Excerpts from Jim Conrad's
Naturalist Newsletter

from the May 4, 2014 Newsletter issued from the Frio Canyon Nature Education Center in the valley of the Dry Frio River in northern Uvalde County, southwestern Texas, on the southern border of the Edwards Plateau; elevation ~1750m (~5750 ft); N29.62°, W99.86°; USA
ZINC ON THE ROOF

Neighbor Phred pointed out something interesting on the roof of the building I was painting. That's it below:

Zinc affecting lichens & mosses on roof

The slanting roof below the old galvanized-steel ventilator is lighter than the surrounding roof area. Phred said that zinc bled from the ventilator metal, killing moss growing on and darkening the roof. When we looked around at other roofs in the area, similar effects were seen. I figured that in our arid climate maybe the roof darkening was more likely caused by lichen and cyanobacteria than moss, but otherwise it was clear that something was bleaching the roof below the ventilator.

It turns out that a sizable industry is practiced by folks eager for a good fee to nail "zinc strips" on roofs in order to keep the roofs from darkening from the growth of "moss, algae and lichens." Moreover, many of the industry's websites show pictures like ours, and some pictures definitely portray moss communities being impacted, such as one on an Oregon State University page at http://bryophytes.science.oregonstate.edu/page24.htm.

That page claims that zinc strips and galvanized flashing are apparently relatively safe and inexpensive ways to "... effectively kill or retard the growth of mosses and fungi and appear to have effect up to 15 feet below the zinc flashing along the length of the flashing." Most brands of zinc strips are effective for about a year, while the effects of galvanized flashing can persist for decades.

In school we learn that zinc is an essential nutrient for living things.
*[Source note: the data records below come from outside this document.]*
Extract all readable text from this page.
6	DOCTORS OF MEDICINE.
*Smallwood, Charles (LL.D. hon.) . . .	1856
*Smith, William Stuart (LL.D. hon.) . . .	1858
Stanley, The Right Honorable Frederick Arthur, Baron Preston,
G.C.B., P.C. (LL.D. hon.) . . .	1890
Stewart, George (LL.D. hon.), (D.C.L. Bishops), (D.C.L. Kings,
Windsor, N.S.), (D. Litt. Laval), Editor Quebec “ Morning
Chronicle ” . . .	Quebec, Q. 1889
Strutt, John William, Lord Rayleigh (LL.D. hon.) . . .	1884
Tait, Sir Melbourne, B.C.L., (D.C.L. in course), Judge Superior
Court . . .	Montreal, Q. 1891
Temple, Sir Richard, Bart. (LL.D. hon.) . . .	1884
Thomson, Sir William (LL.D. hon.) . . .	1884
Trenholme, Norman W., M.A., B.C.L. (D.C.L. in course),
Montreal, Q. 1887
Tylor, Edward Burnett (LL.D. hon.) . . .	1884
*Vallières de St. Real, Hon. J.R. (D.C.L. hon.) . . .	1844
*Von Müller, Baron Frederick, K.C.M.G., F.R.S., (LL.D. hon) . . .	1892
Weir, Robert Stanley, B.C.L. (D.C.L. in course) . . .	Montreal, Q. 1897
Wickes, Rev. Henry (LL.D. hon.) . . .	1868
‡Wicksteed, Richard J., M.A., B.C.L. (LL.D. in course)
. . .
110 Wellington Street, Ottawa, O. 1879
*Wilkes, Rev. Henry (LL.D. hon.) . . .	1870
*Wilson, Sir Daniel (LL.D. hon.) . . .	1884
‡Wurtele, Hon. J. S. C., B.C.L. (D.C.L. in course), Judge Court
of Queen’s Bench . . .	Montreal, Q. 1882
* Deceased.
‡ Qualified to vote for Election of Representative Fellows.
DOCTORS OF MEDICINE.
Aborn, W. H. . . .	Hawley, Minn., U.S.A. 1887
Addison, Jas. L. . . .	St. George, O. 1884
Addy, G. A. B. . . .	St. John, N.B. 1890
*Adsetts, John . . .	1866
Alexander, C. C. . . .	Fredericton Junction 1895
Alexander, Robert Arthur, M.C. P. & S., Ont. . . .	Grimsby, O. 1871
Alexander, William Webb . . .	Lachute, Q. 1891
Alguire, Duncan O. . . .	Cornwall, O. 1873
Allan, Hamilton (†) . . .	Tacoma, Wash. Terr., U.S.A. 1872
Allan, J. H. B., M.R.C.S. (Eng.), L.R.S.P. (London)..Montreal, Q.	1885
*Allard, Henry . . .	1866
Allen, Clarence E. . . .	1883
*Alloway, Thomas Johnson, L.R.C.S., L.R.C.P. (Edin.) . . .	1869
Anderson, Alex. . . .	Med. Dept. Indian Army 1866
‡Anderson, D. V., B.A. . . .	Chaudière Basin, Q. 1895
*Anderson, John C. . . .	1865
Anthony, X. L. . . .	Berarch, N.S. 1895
In human bodies, zinc is the second most abundant trace mineral after iron, and is known to be a key mineral for cell and tissue renewal. It's also important for blood clotting, sperm production and the formation of testosterone. It acts as an antioxidant, and helps to maintain proper vision and a normal sense of taste and smell.

However, in humans, too much zinc can result in conditions known as the "zinc shakes" or "zinc chills," involving nausea, vomiting, cramps and diarrhea. People have died from exposure to zinc chloride fumes, and livestock have died from inhaling air contaminated with lead and zinc. I find no source describing a specific biochemical mechanism causing zinc toxicity, though one source says that zinc binds to proteins and organic acids in plants. Other studies find that a certain concentration of zinc might harm one moss species, but enhance growth in another.

So, with this mishmash of information in mind, now every time I see that roof with its ventilator and wiped-out biotic community, it sets off a whole series of thoughts.

For one thing, I wonder: If a simple roof ventilator can so decisively impact the ecology around it, what else around us might be affecting our health, including the way we think and feel? What are the deteriorating underground pipes carrying our water to us adding to our water, or the slowly dissolving plastic containers our store-bought water comes in? What about city air, and the chemicals governments spray us with to kill weeds, or keep down mosquitoes?

Also, I wonder: Who said that a roof darkened with moss or lichen is ugly or that the roof's natural biotic community needs to be destroyed? What's wrong with the notion that a roof growing dark with lichen and moss looks and feels more "homey," settled and at ease with the world around it? Who gets to establish the norms for social ethics and for esthetics in general?

Is this slightly off-kilter feeling I'm experiencing right now caused by my hypoglycemia, or the fillings in my teeth that have been eroding away since the 1960s and 1970s? Or the chemicals they used to flush the well dug here a while back, now with residues in my drinkwater?

Each time I see how that old roof ventilator has killed things around it, it gives me the creeps.